In my youngling days — let’s define that as sub-30-years-old — I was always the clown: obnoxious; rude, crude and ill-mannered; smart ass. When you have a big ego and low self-esteem, you seek attention to try to make those ends meet. That’s probably a good benchmark definition of dysfunctional. Worse, I had no idea such was the case. Over the next ten years, (or so,) I started to realize that such behavior was dysfunctional and pathetic. That decade was finally followed by my beginning to try to change about 40 years of ingrained behavior.

It was at this point — just as I was trying to change the course of a very large ship with a very small rudder — that I started Parkour. At the time, I simply jumped into Parkour being my usual self. But two pushups into my first class I was stripped of my delusions of grandeur. Two minutes in, and I figured out that I was an out-of-shape pile of bacon. After two hours of trying to do something, anything, and failing and sweating and flailing and sweating more… Well, shit got real.
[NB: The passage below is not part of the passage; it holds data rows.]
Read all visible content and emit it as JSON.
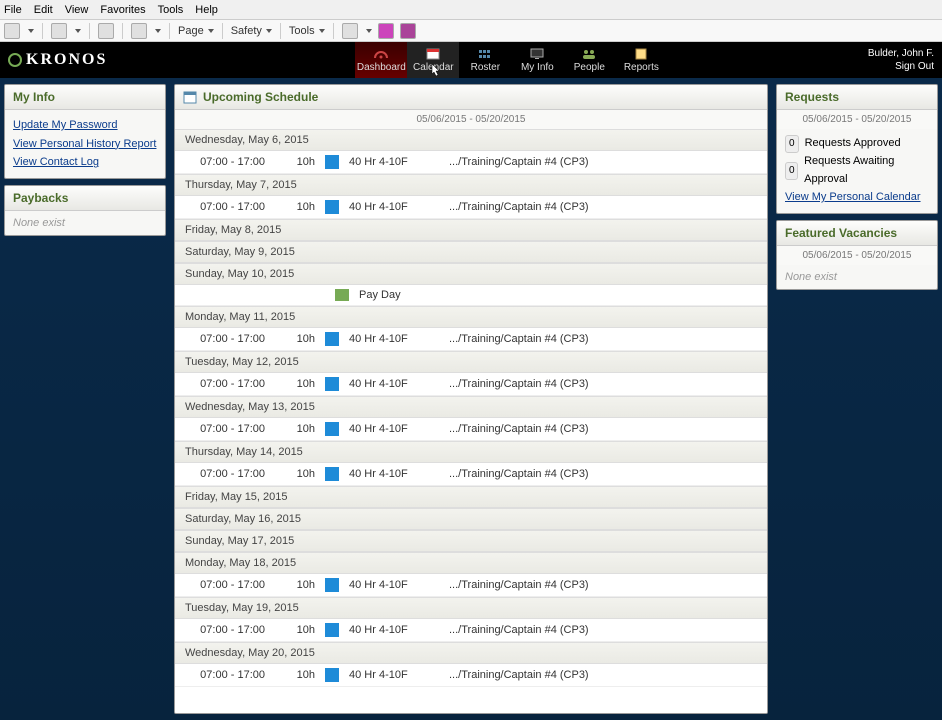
{
  "menu": {
    "items": [
      "File",
      "Edit",
      "View",
      "Favorites",
      "Tools",
      "Help"
    ]
  },
  "toolbar": {
    "page": "Page",
    "safety": "Safety",
    "tools": "Tools"
  },
  "brand": "KRONOS",
  "nav": [
    {
      "label": "Dashboard",
      "active": true
    },
    {
      "label": "Calendar",
      "current": true
    },
    {
      "label": "Roster"
    },
    {
      "label": "My Info"
    },
    {
      "label": "People"
    },
    {
      "label": "Reports"
    }
  ],
  "user": {
    "name": "Bulder, John F.",
    "signout": "Sign Out"
  },
  "sidebar_left": {
    "myinfo": {
      "title": "My Info",
      "links": [
        "Update My Password",
        "View Personal History Report",
        "View Contact Log"
      ]
    },
    "paybacks": {
      "title": "Paybacks",
      "none": "None exist"
    }
  },
  "schedule": {
    "title": "Upcoming Schedule",
    "date_range": "05/06/2015 - 05/20/2015",
    "days": [
      {
        "label": "Wednesday, May 6, 2015",
        "shifts": [
          {
            "time": "07:00 - 17:00",
            "hours": "10h",
            "color": "#1e8bd8",
            "code": "40 Hr 4-10F",
            "desc": ".../Training/Captain #4 (CP3)"
          }
        ]
      },
      {
        "label": "Thursday, May 7, 2015",
        "shifts": [
          {
            "time": "07:00 - 17:00",
            "hours": "10h",
            "color": "#1e8bd8",
            "code": "40 Hr 4-10F",
            "desc": ".../Training/Captain #4 (CP3)"
          }
        ]
      },
      {
        "label": "Friday, May 8, 2015",
        "shifts": []
      },
      {
        "label": "Saturday, May 9, 2015",
        "shifts": []
      },
      {
        "label": "Sunday, May 10, 2015",
        "shifts": [],
        "payday": "Pay Day"
      },
      {
        "label": "Monday, May 11, 2015",
        "shifts": [
          {
            "time": "07:00 - 17:00",
            "hours": "10h",
            "color": "#1e8bd8",
            "code": "40 Hr 4-10F",
            "desc": ".../Training/Captain #4 (CP3)"
          }
        ]
      },
      {
        "label": "Tuesday, May 12, 2015",
        "shifts": [
          {
            "time": "07:00 - 17:00",
            "hours": "10h",
            "color": "#1e8bd8",
            "code": "40 Hr 4-10F",
            "desc": ".../Training/Captain #4 (CP3)"
          }
        ]
      },
      {
        "label": "Wednesday, May 13, 2015",
        "shifts": [
          {
            "time": "07:00 - 17:00",
            "hours": "10h",
            "color": "#1e8bd8",
            "code": "40 Hr 4-10F",
            "desc": ".../Training/Captain #4 (CP3)"
          }
        ]
      },
      {
        "label": "Thursday, May 14, 2015",
        "shifts": [
          {
            "time": "07:00 - 17:00",
            "hours": "10h",
            "color": "#1e8bd8",
            "code": "40 Hr 4-10F",
            "desc": ".../Training/Captain #4 (CP3)"
          }
        ]
      },
      {
        "label": "Friday, May 15, 2015",
        "shifts": []
      },
      {
        "label": "Saturday, May 16, 2015",
        "shifts": []
      },
      {
        "label": "Sunday, May 17, 2015",
        "shifts": []
      },
      {
        "label": "Monday, May 18, 2015",
        "shifts": [
          {
            "time": "07:00 - 17:00",
            "hours": "10h",
            "color": "#1e8bd8",
            "code": "40 Hr 4-10F",
            "desc": ".../Training/Captain #4 (CP3)"
          }
        ]
      },
      {
        "label": "Tuesday, May 19, 2015",
        "shifts": [
          {
            "time": "07:00 - 17:00",
            "hours": "10h",
            "color": "#1e8bd8",
            "code": "40 Hr 4-10F",
            "desc": ".../Training/Captain #4 (CP3)"
          }
        ]
      },
      {
        "label": "Wednesday, May 20, 2015",
        "shifts": [
          {
            "time": "07:00 - 17:00",
            "hours": "10h",
            "color": "#1e8bd8",
            "code": "40 Hr 4-10F",
            "desc": ".../Training/Captain #4 (CP3)"
          }
        ]
      }
    ]
  },
  "sidebar_right": {
    "requests": {
      "title": "Requests",
      "date_range": "05/06/2015 - 05/20/2015",
      "approved": {
        "count": "0",
        "label": "Requests Approved"
      },
      "awaiting": {
        "count": "0",
        "label": "Requests Awaiting Approval"
      },
      "link": "View My Personal Calendar"
    },
    "vacancies": {
      "title": "Featured Vacancies",
      "date_range": "05/06/2015 - 05/20/2015",
      "none": "None exist"
    }
  }
}
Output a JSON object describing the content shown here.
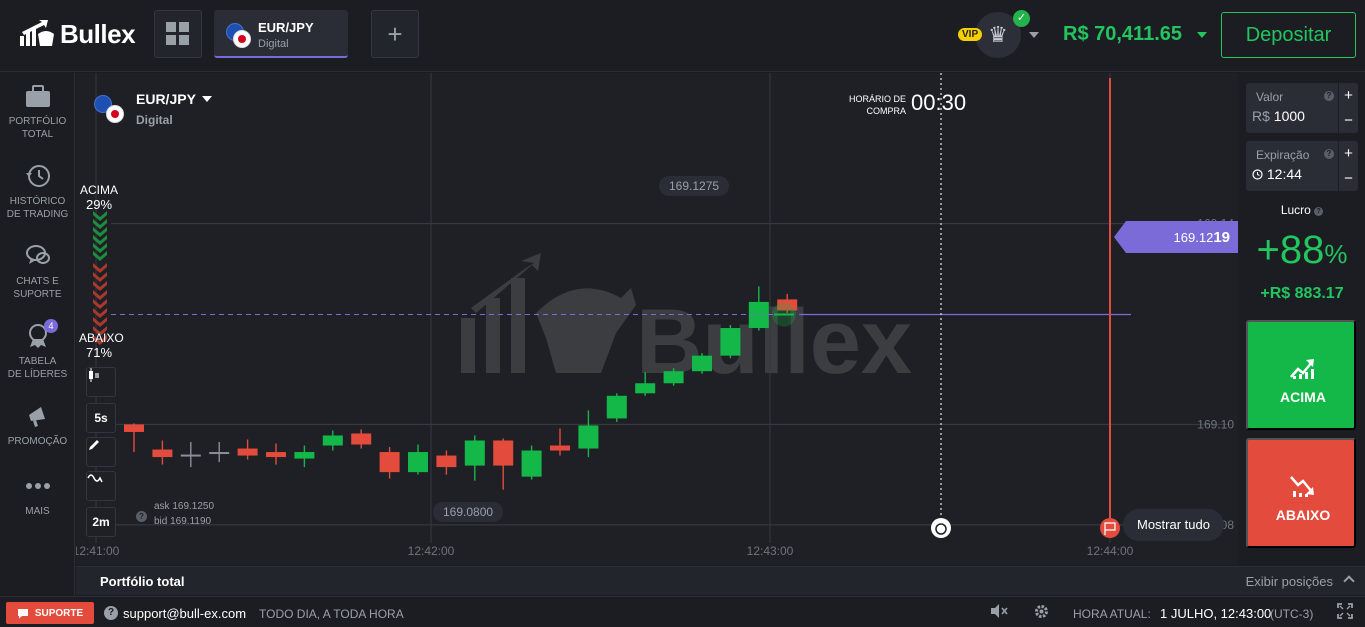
{
  "brand": {
    "name": "Bullex",
    "watermark": "Bullex"
  },
  "header": {
    "tab": {
      "asset": "EUR/JPY",
      "type": "Digital"
    },
    "add_symbol": "+",
    "vip": "VIP",
    "balance": "R$ 70,411.65",
    "deposit_label": "Depositar"
  },
  "sidebar": {
    "items": [
      {
        "label1": "PORTFÓLIO",
        "label2": "TOTAL",
        "icon": "briefcase-icon"
      },
      {
        "label1": "HISTÓRICO",
        "label2": "DE TRADING",
        "icon": "history-icon"
      },
      {
        "label1": "CHATS E",
        "label2": "SUPORTE",
        "icon": "chat-icon"
      },
      {
        "label1": "TABELA",
        "label2": "DE LÍDERES",
        "icon": "leaderboard-icon",
        "badge": "4"
      },
      {
        "label1": "PROMOÇÃO",
        "label2": "",
        "icon": "megaphone-icon"
      },
      {
        "label1": "MAIS",
        "label2": "",
        "icon": "more-icon"
      }
    ]
  },
  "chart": {
    "asset": "EUR/JPY",
    "asset_type": "Digital",
    "up_label": "ACIMA",
    "up_pct": "29%",
    "down_label": "ABAIXO",
    "down_pct": "71%",
    "tools": {
      "timeframe": "5s",
      "zoom": "2m"
    },
    "ask": "ask 169.1250",
    "bid": "bid 169.1190",
    "purchase_line1": "HORÁRIO DE",
    "purchase_line2": "COMPRA",
    "timer": "00:30",
    "current_price_prefix": "169.12",
    "current_price_suffix": "19",
    "high_label": "169.1275",
    "low_label": "169.0800",
    "show_all": "Mostrar tudo"
  },
  "chart_data": {
    "type": "candlestick",
    "y_ticks": [
      "169.14",
      "169.10",
      "169.08"
    ],
    "y_tick_values": [
      169.14,
      169.1,
      169.08
    ],
    "x_ticks": [
      "12:41:00",
      "12:42:00",
      "12:43:00",
      "12:44:00"
    ],
    "ylim": [
      169.072,
      169.17
    ],
    "current_price": 169.1219,
    "candles": [
      {
        "o": 169.0985,
        "c": 169.1,
        "h": 169.1002,
        "l": 169.0945,
        "up": false
      },
      {
        "o": 169.095,
        "c": 169.0935,
        "h": 169.0968,
        "l": 169.092,
        "up": false
      },
      {
        "o": 169.094,
        "c": 169.094,
        "h": 169.0965,
        "l": 169.0915,
        "up": null
      },
      {
        "o": 169.0945,
        "c": 169.0945,
        "h": 169.0965,
        "l": 169.0925,
        "up": null
      },
      {
        "o": 169.0952,
        "c": 169.0938,
        "h": 169.097,
        "l": 169.093,
        "up": false
      },
      {
        "o": 169.0945,
        "c": 169.0935,
        "h": 169.0962,
        "l": 169.092,
        "up": false
      },
      {
        "o": 169.0932,
        "c": 169.0945,
        "h": 169.0958,
        "l": 169.0915,
        "up": true
      },
      {
        "o": 169.0958,
        "c": 169.0978,
        "h": 169.0988,
        "l": 169.0948,
        "up": true
      },
      {
        "o": 169.0982,
        "c": 169.096,
        "h": 169.099,
        "l": 169.0952,
        "up": false
      },
      {
        "o": 169.0945,
        "c": 169.0905,
        "h": 169.0955,
        "l": 169.0892,
        "up": false
      },
      {
        "o": 169.0905,
        "c": 169.0945,
        "h": 169.096,
        "l": 169.09,
        "up": true
      },
      {
        "o": 169.0938,
        "c": 169.0915,
        "h": 169.0948,
        "l": 169.09,
        "up": false
      },
      {
        "o": 169.0918,
        "c": 169.0968,
        "h": 169.0978,
        "l": 169.0888,
        "up": true
      },
      {
        "o": 169.0968,
        "c": 169.0918,
        "h": 169.0972,
        "l": 169.087,
        "up": false
      },
      {
        "o": 169.0896,
        "c": 169.0948,
        "h": 169.0958,
        "l": 169.089,
        "up": true
      },
      {
        "o": 169.0958,
        "c": 169.0948,
        "h": 169.0992,
        "l": 169.0938,
        "up": false
      },
      {
        "o": 169.0952,
        "c": 169.0998,
        "h": 169.1028,
        "l": 169.0935,
        "up": true
      },
      {
        "o": 169.1012,
        "c": 169.1057,
        "h": 169.1062,
        "l": 169.1005,
        "up": true
      },
      {
        "o": 169.1062,
        "c": 169.1082,
        "h": 169.1104,
        "l": 169.1057,
        "up": true
      },
      {
        "o": 169.1082,
        "c": 169.1106,
        "h": 169.1112,
        "l": 169.1077,
        "up": true
      },
      {
        "o": 169.1106,
        "c": 169.1137,
        "h": 169.1142,
        "l": 169.1101,
        "up": true
      },
      {
        "o": 169.1137,
        "c": 169.1192,
        "h": 169.1198,
        "l": 169.1132,
        "up": true
      },
      {
        "o": 169.1192,
        "c": 169.1244,
        "h": 169.1275,
        "l": 169.1187,
        "up": true
      },
      {
        "o": 169.1249,
        "c": 169.1227,
        "h": 169.126,
        "l": 169.1222,
        "up": false
      }
    ]
  },
  "panel": {
    "valor_label": "Valor",
    "valor_currency": "R$",
    "valor_value": "1000",
    "expiracao_label": "Expiração",
    "expiracao_value": "12:44",
    "lucro_label": "Lucro",
    "lucro_pct": "+88",
    "lucro_pct_sign": "%",
    "lucro_value": "+R$ 883.17",
    "up_button": "ACIMA",
    "down_button": "ABAIXO",
    "plus": "+",
    "minus": "−",
    "help": "?"
  },
  "portfolio": {
    "title": "Portfólio total",
    "show_positions": "Exibir posições"
  },
  "footer": {
    "support": "SUPORTE",
    "email": "support@bull-ex.com",
    "availability": "TODO DIA, A TODA HORA",
    "time_label": "HORA ATUAL:",
    "time_value": "1 JULHO, 12:43:00",
    "timezone": "(UTC-3)"
  },
  "colors": {
    "up": "#14b849",
    "down": "#e34b3c",
    "accent": "#7b6bd9",
    "balance": "#22c55e"
  }
}
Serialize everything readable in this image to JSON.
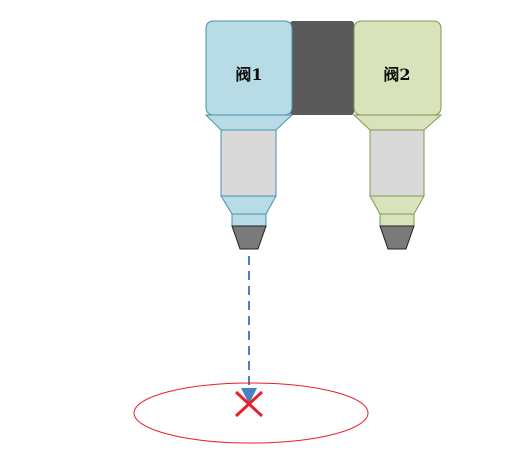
{
  "valves": [
    {
      "label": "阀1",
      "body_color": "#b8dce6",
      "stroke_color": "#4a8fae"
    },
    {
      "label": "阀2",
      "body_color": "#d8e3bc",
      "stroke_color": "#7f9a52"
    }
  ],
  "connector_color": "#595959",
  "nozzle_color": "#7a7a7a",
  "tube_color": "#d9d9d9",
  "dispense_path_color": "#4a7fc1",
  "target_color": "#e8202a"
}
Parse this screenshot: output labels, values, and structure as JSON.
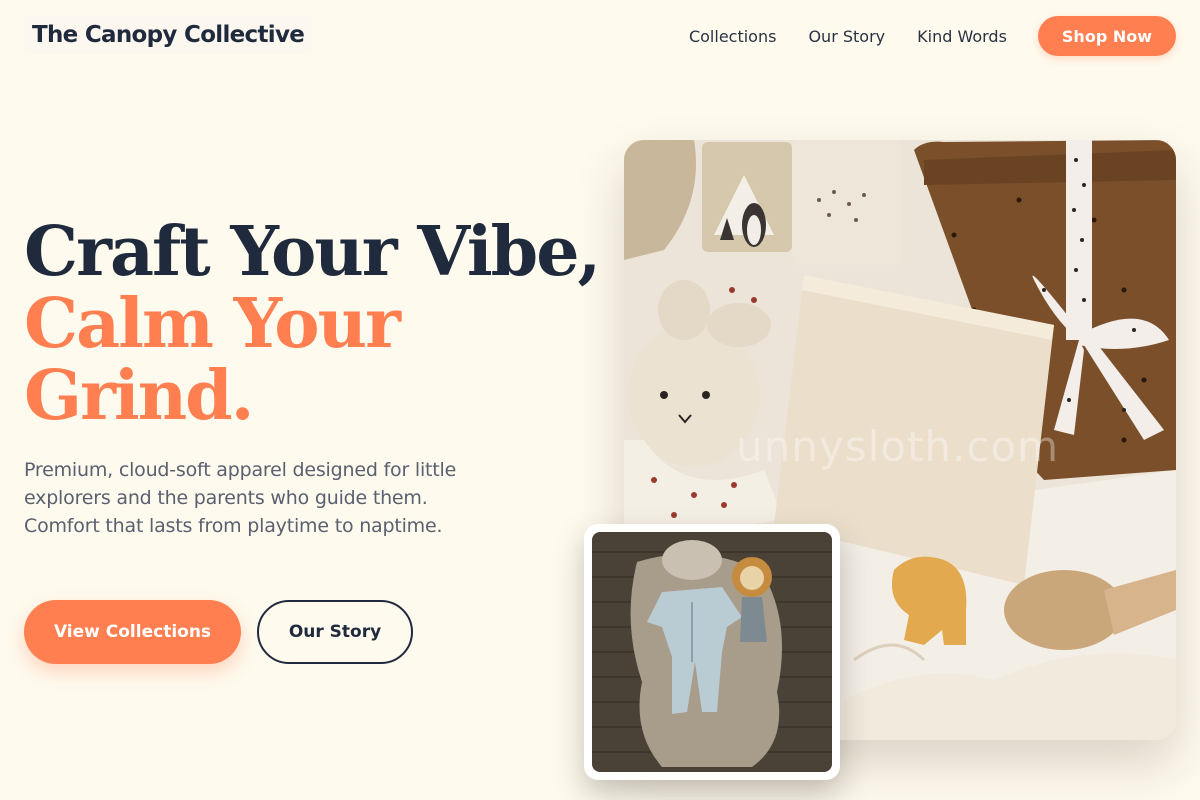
{
  "header": {
    "brand": "The Canopy Collective",
    "nav": [
      {
        "label": "Collections"
      },
      {
        "label": "Our Story"
      },
      {
        "label": "Kind Words"
      }
    ],
    "cta_label": "Shop Now"
  },
  "hero": {
    "headline_line1": "Craft Your Vibe,",
    "headline_accent_line1": "Calm Your",
    "headline_accent_line2": "Grind.",
    "description": "Premium, cloud-soft apparel designed for little explorers and the parents who guide them. Comfort that lasts from playtime to naptime.",
    "primary_button": "View Collections",
    "secondary_button": "Our Story"
  },
  "images": {
    "main_watermark": "unnysloth.com"
  },
  "colors": {
    "background": "#fefaee",
    "accent": "#ff7f50",
    "heading": "#1f2a3d",
    "body_text": "#5a6070"
  }
}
That first class was followed by a solid year of me having an argument with myself, in real-time, at every class. Every time I’d exhibit some variation of my dysfunctional behavior I’d mentally berate myself; Shut up. Train. After each class, I’d think back on all the cringe-worthy moments and think: Next time, shut up more. Train more.

Somewhere around two years in, my ship’s course had shifted far enough that the dysfunctional behavior was noticeably tailing off. Certainly, the behaviors I disliked were still frequent enough to bother me, but they WERE tailing off.

Now, three years in and going stronger than ever, I’ve made a lot of progress in terms of fixing myself mentally and physically. I can now say, with an air of experience: Everything has changed. And nothing has changed.

Shut up more. Train more.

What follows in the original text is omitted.